Die casting molds are a method of casting liquid metal using a specialized die casting machine. The basic process involves low or high-speed casting of the metal into the cavity of the mold, which has a movable cavity surface that forges the metal as it cools, eliminating defects like shrinkage and loosening and achieving a fractured crystal grain structure. This greatly improves the comprehensive mechanical performance of the casting.
Coating technology, including chemical plating.
Improvement technologies for traditional heat treatment processes.
Surface modification technologies, including surface thermal diffusion treatment, surface phase transformation reinforcement, and electric spark reinforcement.
As there are many materials that can be used as die casting molds, the same surface treatment technologies and processes may produce different effects on different materials. Manufacturers have developed substrate pretreatment technologies based on different mold materials and surface treatment technologies. This optimizes the processing technology for different mold materials, improving the performance of the molds and extending their lifespan. Another direction in heat treatment technology is to combine traditional heat treatment processes with advanced surface treatment technologies to improve the mold's lifespan.
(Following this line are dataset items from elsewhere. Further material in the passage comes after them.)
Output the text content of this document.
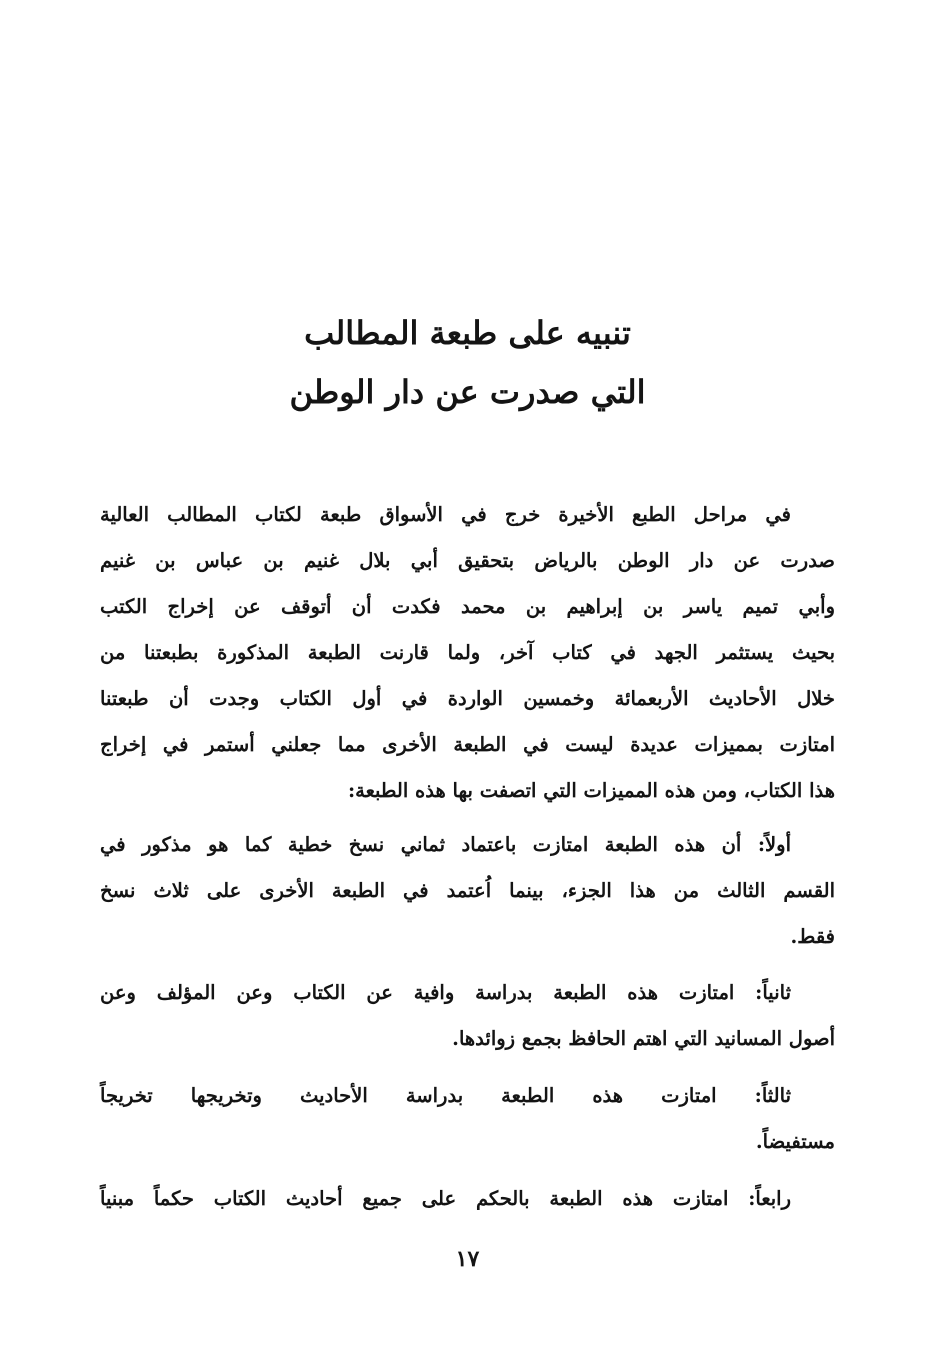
تنبيه على طبعة المطالب
التي صدرت عن دار الوطن
في مراحل الطبع الأخيرة خرج في الأسواق طبعة لكتاب المطالب العالية
صدرت عن دار الوطن بالرياض بتحقيق أبي بلال غنيم بن عباس بن غنيم
وأبي تميم ياسر بن إبراهيم بن محمد فكدت أن أتوقف عن إخراج الكتب
بحيث يستثمر الجهد في كتاب آخر، ولما قارنت الطبعة المذكورة بطبعتنا من
خلال الأحاديث الأربعمائة وخمسين الواردة في أول الكتاب وجدت أن طبعتنا
امتازت بمميزات عديدة ليست في الطبعة الأخرى مما جعلني أستمر في إخراج
هذا الكتاب، ومن هذه المميزات التي اتصفت بها هذه الطبعة:
أولاً: أن هذه الطبعة امتازت باعتماد ثماني نسخ خطية كما هو مذكور في
القسم الثالث من هذا الجزء، بينما اُعتمد في الطبعة الأخرى على ثلاث نسخ
فقط.
ثانياً: امتازت هذه الطبعة بدراسة وافية عن الكتاب وعن المؤلف وعن
أصول المسانيد التي اهتم الحافظ بجمع زوائدها.
ثالثاً: امتازت هذه الطبعة بدراسة الأحاديث وتخريجها تخريجاً
مستفيضاً.
رابعاً: امتازت هذه الطبعة بالحكم على جميع أحاديث الكتاب حكماً مبنياً
١٧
For example, the process of carbonitriding using chemical heat treatment, combined with conventional quenching and tempering processes, is a composite reinforcement called NQN (carbonitriding-quenching-carbonitriding). This process not only achieves a higher surface hardness, but also increases the effective hardening depth, improves the carbonitriding layer hardness gradient distribution, and enhances the stability and corrosion resistance of tempering, which greatly improves the surface quality and performance of die casting molds while maintaining good internal performance.
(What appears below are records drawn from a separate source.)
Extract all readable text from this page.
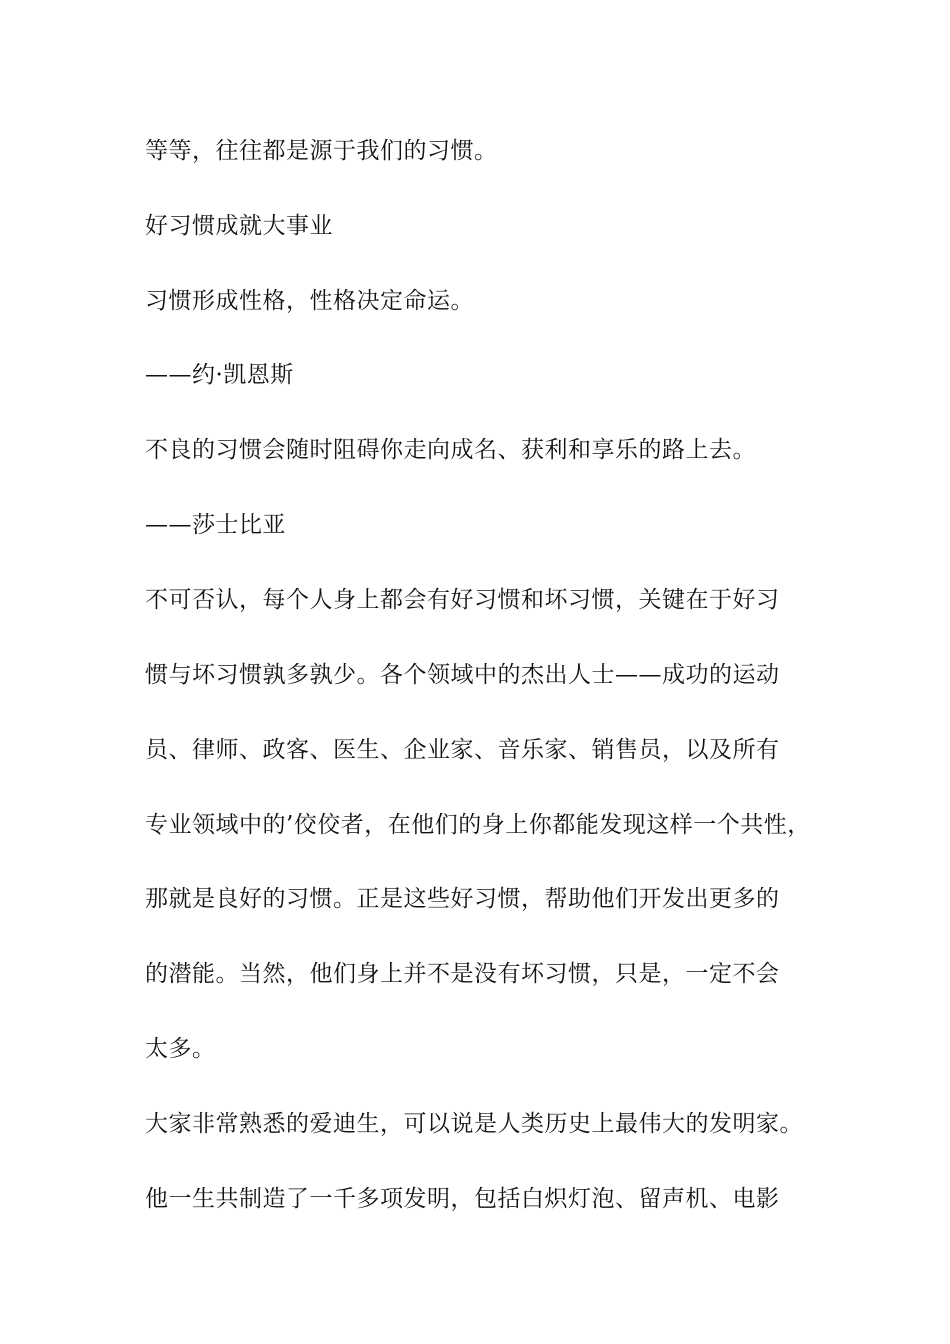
等等，往往都是源于我们的习惯。
好习惯成就大事业
习惯形成性格，性格决定命运。
——约·凯恩斯
不良的习惯会随时阻碍你走向成名、获利和享乐的路上去。
——莎士比亚
不可否认，每个人身上都会有好习惯和坏习惯，关键在于好习
惯与坏习惯孰多孰少。各个领域中的杰出人士——成功的运动
员、律师、政客、医生、企业家、音乐家、销售员，以及所有
专业领域中的’佼佼者，在他们的身上你都能发现这样一个共性，
那就是良好的习惯。正是这些好习惯，帮助他们开发出更多的
的潜能。当然，他们身上并不是没有坏习惯，只是，一定不会
太多。
大家非常熟悉的爱迪生，可以说是人类历史上最伟大的发明家。
他一生共制造了一千多项发明，包括白炽灯泡、留声机、电影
This type of process includes carbonitriding, nitriding, boronizing, carbonitride-boriding, sulfur-carbonnitriding, etc. Carbonitriding processes can improve the lifespan of both cold, hot, and plastic molds. There are mainly solid powder carbonitriding, gas carbonitriding, vacuum carbonitriding, ion carbonitriding, and carbonitride combined with nitrogen elements in carbonitride atmosphere. Vacuum carbonitriding and ion carbonitriding are technologies that have emerged in recent years. The technology has the characteristics of high speed, uniform carbon concentration, gentle carbon concentration gradient, and small workpiece deformation, making it more and more important in the surface treatment of molds, especially precision molds.